The logs of my (drupal powered) website show a lot of referer spam. Some time ago I had this statistics page which contained a listing of the last 10 pages my site's visitors came from (aka referers). Soon spambots found out and spammed this list. I made the list invisible for anonymous visitors, but nevertheless spambots stil target my site (less frequent than when the list was visible, however), polute my stats, use bandwidth, use processing power and kill those cute little puppies. Now I went a bit further to block those dirty spambots ...
There are some drupal modules concerning different sorts of spam, but I found another solution that blocks the spambots before drupal kicks in to generate webpages. The trick is using the .htaccess
file to tweak the Apache http server's behavoir. I added the following lines to drupal's .htaccess
file (inside the mod_rewrite
block):
RewriteCond %{HTTP_REFERER} (poker) [NC,OR]
RewriteCond %{HTTP_REFERER} (viagra) [NC,OR]
RewriteCond %{HTTP_REFERER} (casino) [NC]
RewriteRule .* - [F]
What this means: if the HTTP referer contains 'viagra', 'poker' or 'casino' (typical words in spam referers), the webserver answers with "forbidden" (HTTP response 403). The NC
makes the patterns case insensitive ( n o c ase), the OR
is the glue between the different conditions (it makes an or-combination, that's why the last condition does not need an OR
) and the F
stands for "forbidden". The result is that the corresponding spambots don't get in.
More examples and information on how this works:
- http://drupal.org/node/24302
- http://www.spywareinfo.com/articles/referer_spam/
- The mod_rewrite module (Apache http server documentation)

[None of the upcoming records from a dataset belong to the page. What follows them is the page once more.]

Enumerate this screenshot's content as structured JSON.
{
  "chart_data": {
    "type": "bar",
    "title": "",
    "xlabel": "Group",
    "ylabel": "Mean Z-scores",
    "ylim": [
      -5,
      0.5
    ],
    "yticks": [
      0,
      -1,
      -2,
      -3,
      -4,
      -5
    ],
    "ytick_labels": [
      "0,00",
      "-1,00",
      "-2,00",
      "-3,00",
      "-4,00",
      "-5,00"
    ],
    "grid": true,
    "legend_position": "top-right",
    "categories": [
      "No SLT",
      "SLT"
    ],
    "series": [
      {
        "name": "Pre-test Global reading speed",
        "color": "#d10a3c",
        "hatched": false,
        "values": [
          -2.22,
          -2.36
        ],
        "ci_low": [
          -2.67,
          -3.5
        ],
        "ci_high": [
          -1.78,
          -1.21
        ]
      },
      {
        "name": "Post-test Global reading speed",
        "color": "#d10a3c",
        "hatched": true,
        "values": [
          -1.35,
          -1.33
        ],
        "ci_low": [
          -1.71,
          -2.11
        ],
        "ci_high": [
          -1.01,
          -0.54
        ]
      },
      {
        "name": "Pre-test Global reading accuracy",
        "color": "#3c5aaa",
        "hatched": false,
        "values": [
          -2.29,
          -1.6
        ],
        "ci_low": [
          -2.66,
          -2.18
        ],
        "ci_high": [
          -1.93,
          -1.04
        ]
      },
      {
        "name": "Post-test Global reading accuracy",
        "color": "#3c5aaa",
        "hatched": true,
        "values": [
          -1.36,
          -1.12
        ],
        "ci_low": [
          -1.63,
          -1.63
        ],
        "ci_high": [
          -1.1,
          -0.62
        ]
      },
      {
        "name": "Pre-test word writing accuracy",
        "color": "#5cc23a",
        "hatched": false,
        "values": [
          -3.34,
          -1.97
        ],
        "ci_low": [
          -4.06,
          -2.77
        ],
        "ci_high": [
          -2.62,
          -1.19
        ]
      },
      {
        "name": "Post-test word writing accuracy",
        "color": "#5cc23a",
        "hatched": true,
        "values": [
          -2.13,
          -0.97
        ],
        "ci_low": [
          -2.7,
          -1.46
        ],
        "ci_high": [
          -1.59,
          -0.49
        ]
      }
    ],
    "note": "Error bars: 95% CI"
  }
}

Here's a simple test to see the spambot blocking in action. With the wget utility we'll play a spambot ourselves with referer "http://www.poker-stinks.com":
$> wget --referer="http://www.poker-stinks.com" http://example.com/
--19:56:07-- http://example.com/
=> `index.html'
Resolving example.com... 357.593.740.825
Connecting to example.com|357.593.740.825|:80... connected.
HTTP request sent, awaiting response... 403 Forbidden
19:56:07 ERROR 403: Forbidden.
Huray, it works.
At the time of this writing, 9 out of the latest 10 (non google) referers are spam entries. I hope it declines from now on, maybe after adding some more spam domain matching conditions.